Exhibit 10.1

SCYNEXIS Non-Employee Director Compensation Policy

Revised June 2022

 

Our non-employee directors are compensated in accordance with the following policy:

 

Each non-employee director receives an annual base cash retainer of $40,000 for such service, to be paid quarterly. In addition, the chairman of the Board receives an additional annual base cash retainer of $35,000, to be paid quarterly.

 

In addition, each member of a committee receives compensation for service on a committee as follows:

 

 

a.

The chairperson of the Audit Committee receives an annual cash retainer of $18,000 for this service, paid quarterly, and each of the other members of the Audit Committee receives an annual cash retainer of $9,000, paid quarterly.

 

b.

The chairperson of the Compensation Committee receives an annual cash retainer of $15,000 for this service, paid quarterly, and each of the other members of the Compensation Committee receives an annual cash retainer of $7,500, paid quarterly.

 

c.

The chairperson of the Nominating and Corporate Governance Committee receives an annual cash retainer of $10,000 for this service, paid quarterly, and each of the other members of the Nominating and Corporate Governance Committee receives an annual cash retainer of $5,000, paid quarterly.

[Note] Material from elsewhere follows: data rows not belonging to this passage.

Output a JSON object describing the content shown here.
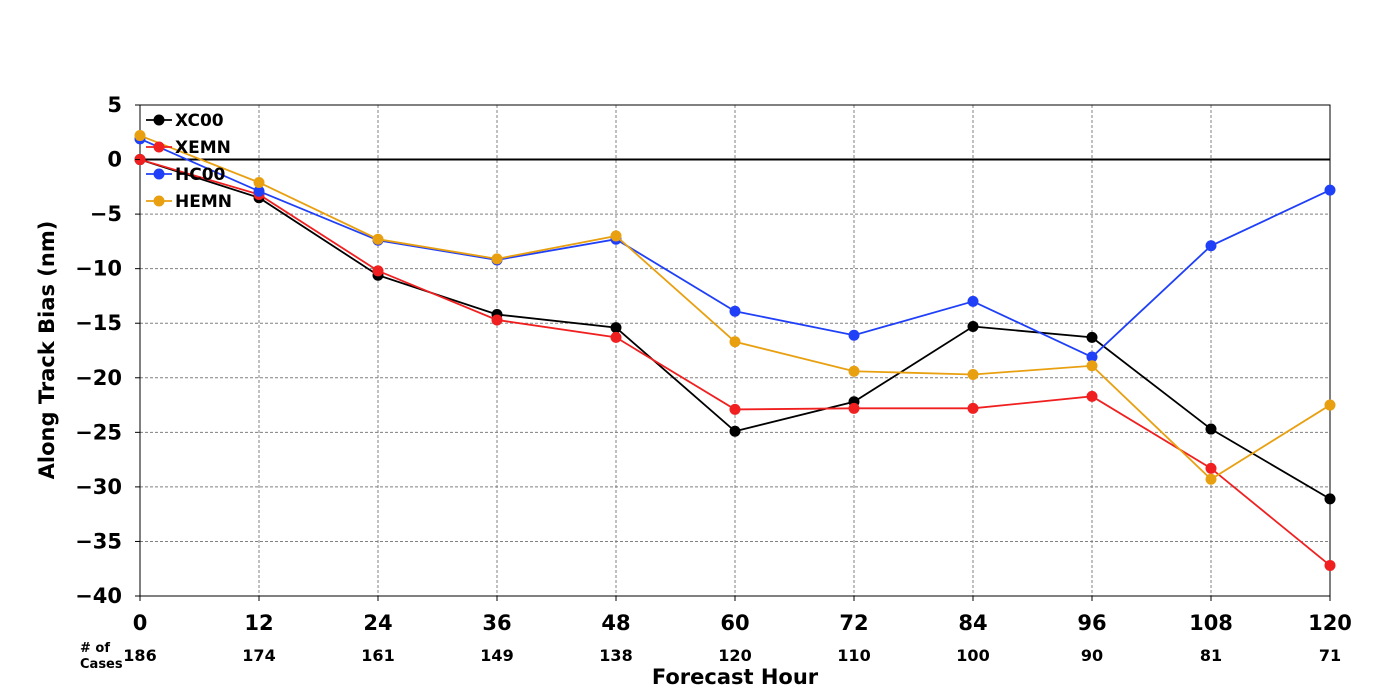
{
  "chart_data": {
    "type": "line",
    "title": "",
    "xlabel": "Forecast Hour",
    "ylabel": "Along Track Bias (nm)",
    "x": [
      0,
      12,
      24,
      36,
      48,
      60,
      72,
      84,
      96,
      108,
      120
    ],
    "xlim": [
      0,
      120
    ],
    "ylim": [
      -40,
      5
    ],
    "yticks": [
      5,
      0,
      -5,
      -10,
      -15,
      -20,
      -25,
      -30,
      -35,
      -40
    ],
    "ytick_labels": [
      "5",
      "0",
      "−5",
      "−10",
      "−15",
      "−20",
      "−25",
      "−30",
      "−35",
      "−40"
    ],
    "xtick_labels": [
      "0",
      "12",
      "24",
      "36",
      "48",
      "60",
      "72",
      "84",
      "96",
      "108",
      "120"
    ],
    "cases_label": [
      "# of",
      "Cases"
    ],
    "cases": [
      "186",
      "174",
      "161",
      "149",
      "138",
      "120",
      "110",
      "100",
      "90",
      "81",
      "71"
    ],
    "grid": true,
    "zero_line": true,
    "legend_position": "top-left",
    "series": [
      {
        "name": "XC00",
        "color": "#000000",
        "values": [
          0.0,
          -3.5,
          -10.6,
          -14.2,
          -15.4,
          -24.9,
          -22.2,
          -15.3,
          -16.3,
          -24.7,
          -31.1
        ]
      },
      {
        "name": "XEMN",
        "color": "#f02020",
        "values": [
          0.0,
          -3.2,
          -10.2,
          -14.7,
          -16.3,
          -22.9,
          -22.8,
          -22.8,
          -21.7,
          -28.3,
          -37.2
        ]
      },
      {
        "name": "HC00",
        "color": "#2040f8",
        "values": [
          1.9,
          -2.9,
          -7.4,
          -9.2,
          -7.3,
          -13.9,
          -16.1,
          -13.0,
          -18.1,
          -7.9,
          -2.8
        ]
      },
      {
        "name": "HEMN",
        "color": "#e8a010",
        "values": [
          2.2,
          -2.1,
          -7.3,
          -9.1,
          -7.0,
          -16.7,
          -19.4,
          -19.7,
          -18.9,
          -29.3,
          -22.5
        ]
      }
    ]
  }
}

The Board has established our non-employee director compensation policy with respect to equity grants to provide that each year on the first business day following the company’s annual meeting of stockholders, each non-employee director will automatically be granted 10,000 restricted stock units (RSUs) and an option to purchase 10,000 shares of the company’s common stock at an exercise price per share equal to the fair market value of a share of common stock on the date of grant. These annual grants will vest in full on the one-year anniversary of the grant date, provided that the non-employee director is providing continuous services on the applicable vesting date. If a new board member joins the Board, the director will be granted an initial 20,000 RSUs and an initial option to purchase 20,000 shares of the company’s common stock at an exercise price per share equal to the fair market value of a share of common stock on the date of grant. These initial grants will vest over three years following the date of grant. One-third of the RSUs will vest each year on the anniversary of the date of grant. One-third of the options will vest on the first anniversary of the date of grant and the balance will vest in equal monthly installments over the remaining two-year period.

 

In addition, each non-employee director may elect to receive nonstatutory stock options in lieu of all or a portion of the cash compensation to which the non-employee director would otherwise be entitled to, as described above. Each non-employee director shall make their election prior to the period in which the compensation is to be earned. For each non-employee director electing to receive a nonstatutory stock option in lieu of such cash compensation, the date on which the nonstatutory stock options will be granted will be the date on which the cash compensation would otherwise have been earned, which is generally the first business day of each fiscal quarterly period, and the number of shares underlying such stock option will be determined by (i) dividing the cash compensation that the non-employee director elects to forgo in exchange for such nonstatutory stock options by 0.65, and (ii) dividing the result by the fair market value of a share of common stock on the date of grant. Each nonstatutory stock option granted in lieu of cash compensation pursuant to a non-employee director’s election will be 100% vested on the date of grant. After a non-employee director has elected to receive nonstatutory stock options in lieu of cash compensation, the option grants made to that non-employee director are awarded automatically pursuant to the previously described policy and no further action is required by the company’s Board.